Maintenant, même une petite balade en vélo me rend malade le lendemain : nausées, fatigue et état de faiblesse général… Ce qu’on appelle un crash.
Au-delà de ça, je dois me reposer sur mon mari sur l’entretien de la maison, j’ai dû diminuer mes tâches quotidiennes : cuisine, course, passer l’aspirateur… Je dois me reposer entre chaque tâche et je perds clairement en autonomie.
De plus, je ne peux pas faire de long trajet ou cumuler des activités dans une journée.
Et je ne peux rien organiser à l’avance car mon état change d’un jour à l’autre voire d’une heure à l’autre.
Vous êtes également atteinte du syndrome de tachycardie posturale (PoTS), pourriez-vous nous en parler ?
Oui, les médecins m’ont diagnostiqué un POTS (syndrome de tachycardie posturale), très courant avec l’EM.
Lorsque je suis en position debout, mon rythme cardiaque augmente de 30BPM au moins.
Ce qui fait que j’ai des vertiges et je suis rapidement fatiguée.
J’ai donc des difficultés à rester debout longtemps.
Depuis avril 2024, je prends des médicaments pour réduire le rythme cardiaque et ça me soulage grandement.
Parlez-vous facilement de la maladie ? Vous sentez-vous soutenue ? Vos rapports ont-ils changé avec vos proches ?
C’est un sujet assez délicat et sensible pour ma part…
Au départ, j’ai été assez franche sur mon état de santé mais je n’ai pas eu l’impression que certains ont pris la maladie au sérieux et je n’ai pas été entourée que de bienveillance.
J’ai été plutôt surprise que certaines personnes auxquelles on ne s’attend pas sont présentes et d’autres se détachent de vous sans se remettre en question.
On a un peu l’impression d’être la personne à éviter, et d’être assez vite oublié…
J’ai certains amis qui ont cherché n’importe quel prétexte pour me pousser à bout, créer le conflit et me tourner le dos, d’autres ne me répondent plus et d’autres sont présents et à l’écoute, ce qui a été pour moi un vrai réconfort.
Actuellement, je me sens un peu « brisée » et je pense que ma confiance générale envers « l’autre » est pour l’instant rompue.
J’ai beaucoup de mal à continuer mes relations amicales existantes ou à en créer de nouvelles de peur d’être à nouveau abandonnée.
Vous parlez de votre parcours face à la maladie sur les réseaux sociaux. Pourquoi avoir fait ce choix ? Quels messages souhaitez-vous transmettre ? Quels sont les retours de votre communauté ?
J’ai fait le choix de créer un compte à part (un_trop_long_hiver) pour expliquer mon parcours pour davantage sensibiliser à la maladie et échanger avec ceux qui vivent avec ce même corps malade.

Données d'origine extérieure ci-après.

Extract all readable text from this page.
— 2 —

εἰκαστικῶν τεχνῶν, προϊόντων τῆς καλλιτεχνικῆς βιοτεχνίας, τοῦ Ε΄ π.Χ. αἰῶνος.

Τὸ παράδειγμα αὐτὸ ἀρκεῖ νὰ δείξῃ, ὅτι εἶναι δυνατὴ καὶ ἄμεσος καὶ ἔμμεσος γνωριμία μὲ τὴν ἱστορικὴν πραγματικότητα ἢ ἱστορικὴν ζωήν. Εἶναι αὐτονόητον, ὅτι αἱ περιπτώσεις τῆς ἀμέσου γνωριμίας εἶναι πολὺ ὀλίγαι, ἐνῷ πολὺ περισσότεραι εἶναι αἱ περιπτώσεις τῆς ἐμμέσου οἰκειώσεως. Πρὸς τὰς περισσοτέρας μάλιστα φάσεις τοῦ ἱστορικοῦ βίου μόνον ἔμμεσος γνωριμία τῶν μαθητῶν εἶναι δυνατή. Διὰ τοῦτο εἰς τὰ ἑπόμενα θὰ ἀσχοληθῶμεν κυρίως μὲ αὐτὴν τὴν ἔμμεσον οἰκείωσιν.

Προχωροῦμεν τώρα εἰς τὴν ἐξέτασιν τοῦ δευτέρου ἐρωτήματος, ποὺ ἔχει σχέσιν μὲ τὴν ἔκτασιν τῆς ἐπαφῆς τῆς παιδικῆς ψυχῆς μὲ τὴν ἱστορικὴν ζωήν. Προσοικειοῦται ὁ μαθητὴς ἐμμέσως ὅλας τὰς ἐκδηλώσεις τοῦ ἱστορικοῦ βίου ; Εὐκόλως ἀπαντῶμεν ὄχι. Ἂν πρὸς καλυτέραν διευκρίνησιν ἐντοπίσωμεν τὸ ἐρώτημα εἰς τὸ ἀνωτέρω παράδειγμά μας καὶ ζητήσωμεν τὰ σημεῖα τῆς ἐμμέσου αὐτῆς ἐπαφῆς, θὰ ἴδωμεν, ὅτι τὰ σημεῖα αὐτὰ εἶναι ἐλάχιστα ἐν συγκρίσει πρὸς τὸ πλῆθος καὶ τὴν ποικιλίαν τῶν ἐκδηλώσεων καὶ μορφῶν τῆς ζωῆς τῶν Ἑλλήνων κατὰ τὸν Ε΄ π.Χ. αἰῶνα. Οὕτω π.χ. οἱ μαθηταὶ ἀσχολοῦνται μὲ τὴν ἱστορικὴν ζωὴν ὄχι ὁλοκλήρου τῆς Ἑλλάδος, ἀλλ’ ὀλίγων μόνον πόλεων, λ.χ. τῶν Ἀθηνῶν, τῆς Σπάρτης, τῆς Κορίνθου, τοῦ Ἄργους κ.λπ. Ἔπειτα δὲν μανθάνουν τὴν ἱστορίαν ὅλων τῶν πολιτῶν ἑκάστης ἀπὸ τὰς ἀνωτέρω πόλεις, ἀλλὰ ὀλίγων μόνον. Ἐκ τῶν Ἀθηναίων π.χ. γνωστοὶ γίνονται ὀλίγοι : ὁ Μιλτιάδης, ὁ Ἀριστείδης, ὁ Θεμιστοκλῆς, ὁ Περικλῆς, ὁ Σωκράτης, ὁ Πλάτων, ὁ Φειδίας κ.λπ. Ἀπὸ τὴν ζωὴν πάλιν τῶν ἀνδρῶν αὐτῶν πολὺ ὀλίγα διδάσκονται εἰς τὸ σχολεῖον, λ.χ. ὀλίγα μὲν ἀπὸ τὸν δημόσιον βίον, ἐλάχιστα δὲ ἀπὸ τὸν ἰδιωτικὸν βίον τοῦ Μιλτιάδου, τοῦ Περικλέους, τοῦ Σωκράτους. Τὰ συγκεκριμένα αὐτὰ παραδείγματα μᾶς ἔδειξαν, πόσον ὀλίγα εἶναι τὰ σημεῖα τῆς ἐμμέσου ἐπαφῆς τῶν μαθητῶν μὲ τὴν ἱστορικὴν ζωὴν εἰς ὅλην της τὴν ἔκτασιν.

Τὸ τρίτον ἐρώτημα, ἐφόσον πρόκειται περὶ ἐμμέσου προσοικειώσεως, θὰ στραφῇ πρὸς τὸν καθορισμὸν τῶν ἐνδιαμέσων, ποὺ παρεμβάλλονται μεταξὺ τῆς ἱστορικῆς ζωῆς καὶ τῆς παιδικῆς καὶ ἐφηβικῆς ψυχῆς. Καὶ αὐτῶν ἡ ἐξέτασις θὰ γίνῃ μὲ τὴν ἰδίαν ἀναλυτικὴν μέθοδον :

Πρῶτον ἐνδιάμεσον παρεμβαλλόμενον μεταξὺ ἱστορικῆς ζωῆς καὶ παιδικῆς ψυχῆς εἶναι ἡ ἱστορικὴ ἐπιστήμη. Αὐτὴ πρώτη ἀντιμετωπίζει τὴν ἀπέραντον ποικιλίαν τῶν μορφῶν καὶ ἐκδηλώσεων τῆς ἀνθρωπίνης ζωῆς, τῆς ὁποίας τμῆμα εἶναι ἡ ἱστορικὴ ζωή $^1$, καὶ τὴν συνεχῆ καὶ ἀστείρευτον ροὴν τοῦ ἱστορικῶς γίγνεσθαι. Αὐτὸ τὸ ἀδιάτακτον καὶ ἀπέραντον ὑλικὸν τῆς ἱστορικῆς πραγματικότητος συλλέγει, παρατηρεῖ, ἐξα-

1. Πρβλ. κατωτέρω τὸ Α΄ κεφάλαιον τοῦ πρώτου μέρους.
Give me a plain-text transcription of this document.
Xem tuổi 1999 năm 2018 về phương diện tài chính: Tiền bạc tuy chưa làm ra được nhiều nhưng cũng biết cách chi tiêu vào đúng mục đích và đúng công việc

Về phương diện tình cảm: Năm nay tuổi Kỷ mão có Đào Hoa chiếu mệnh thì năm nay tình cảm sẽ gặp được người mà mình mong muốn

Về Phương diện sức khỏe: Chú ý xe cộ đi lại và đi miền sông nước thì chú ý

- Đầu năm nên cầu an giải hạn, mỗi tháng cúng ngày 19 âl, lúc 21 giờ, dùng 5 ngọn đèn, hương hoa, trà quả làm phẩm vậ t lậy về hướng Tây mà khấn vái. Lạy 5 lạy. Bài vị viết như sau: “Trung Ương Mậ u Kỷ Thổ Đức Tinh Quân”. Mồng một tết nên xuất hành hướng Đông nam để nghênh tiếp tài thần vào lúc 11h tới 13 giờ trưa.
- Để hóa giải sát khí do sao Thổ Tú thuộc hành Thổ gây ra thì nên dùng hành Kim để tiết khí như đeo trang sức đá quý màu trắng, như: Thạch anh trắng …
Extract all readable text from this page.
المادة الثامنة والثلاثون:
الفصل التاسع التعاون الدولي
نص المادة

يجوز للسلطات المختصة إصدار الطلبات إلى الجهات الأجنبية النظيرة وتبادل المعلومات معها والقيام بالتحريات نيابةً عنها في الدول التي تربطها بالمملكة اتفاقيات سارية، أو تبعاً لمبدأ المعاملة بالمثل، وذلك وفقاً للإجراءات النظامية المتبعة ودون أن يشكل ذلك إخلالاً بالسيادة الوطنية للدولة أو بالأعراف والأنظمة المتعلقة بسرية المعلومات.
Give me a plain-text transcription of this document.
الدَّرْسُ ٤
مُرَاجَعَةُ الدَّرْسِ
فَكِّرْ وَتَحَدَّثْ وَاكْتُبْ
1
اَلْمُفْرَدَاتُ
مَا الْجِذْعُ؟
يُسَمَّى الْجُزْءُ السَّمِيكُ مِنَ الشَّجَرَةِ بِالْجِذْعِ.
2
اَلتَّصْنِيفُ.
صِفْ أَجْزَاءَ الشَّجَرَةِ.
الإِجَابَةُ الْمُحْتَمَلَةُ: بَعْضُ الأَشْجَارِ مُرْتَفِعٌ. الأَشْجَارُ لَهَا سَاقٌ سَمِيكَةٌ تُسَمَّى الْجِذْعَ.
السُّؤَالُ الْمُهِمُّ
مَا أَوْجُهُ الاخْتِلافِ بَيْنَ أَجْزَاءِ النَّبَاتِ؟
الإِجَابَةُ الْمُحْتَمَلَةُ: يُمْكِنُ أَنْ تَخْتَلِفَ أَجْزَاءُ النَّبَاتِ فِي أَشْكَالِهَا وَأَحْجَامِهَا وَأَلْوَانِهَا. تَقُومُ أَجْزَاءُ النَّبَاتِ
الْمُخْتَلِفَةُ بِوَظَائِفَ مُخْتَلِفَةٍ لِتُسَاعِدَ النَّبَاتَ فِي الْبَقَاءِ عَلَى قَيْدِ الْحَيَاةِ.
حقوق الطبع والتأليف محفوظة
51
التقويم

Ça a été un exutoire pour moi de dire ce que je ressentais vraiment, comme un peu un journal de pensées, un journal de bord ; de poser des mots sur mes maux.
J’étais tombée sur le compte de « La soignante soignée » et il m’avait beaucoup aidée à l’époque.
Qu’aimeriez-vous conseiller aux membres Carenity également touchés par une maladie invisible ?
En quelques phrases, voici mes conseils :
- De se préparer à vivre ça seul. On est toujours seul face à la maladie.
- D’écouter son corps et ses symptômes. De se faire confiance.
- De se faire plaisir.
- De rechercher l’amour et la bienveillance où qu’ils soient.
- De lâcher prise, on a aucun contrôle sur la maladie.
Un dernier mot ?
Merci à vous de m’avoir donné la parole, j’espère que ça pourra aider des personnes dans ce moment difficile.
La maladie est quelque chose pour laquelle on n'est jamais préparé mais au-delà de l’aspect difficile, il permet de se recentrer sur ce qui est essentiel.
Pour ma part ça a été d’aider les enfants victimes de violences, et j’ai réussi à intégrer une association.
Donc, peut-être que même malade, vous pourrez réaliser vos rêves et certains projets, rien n'est terminé.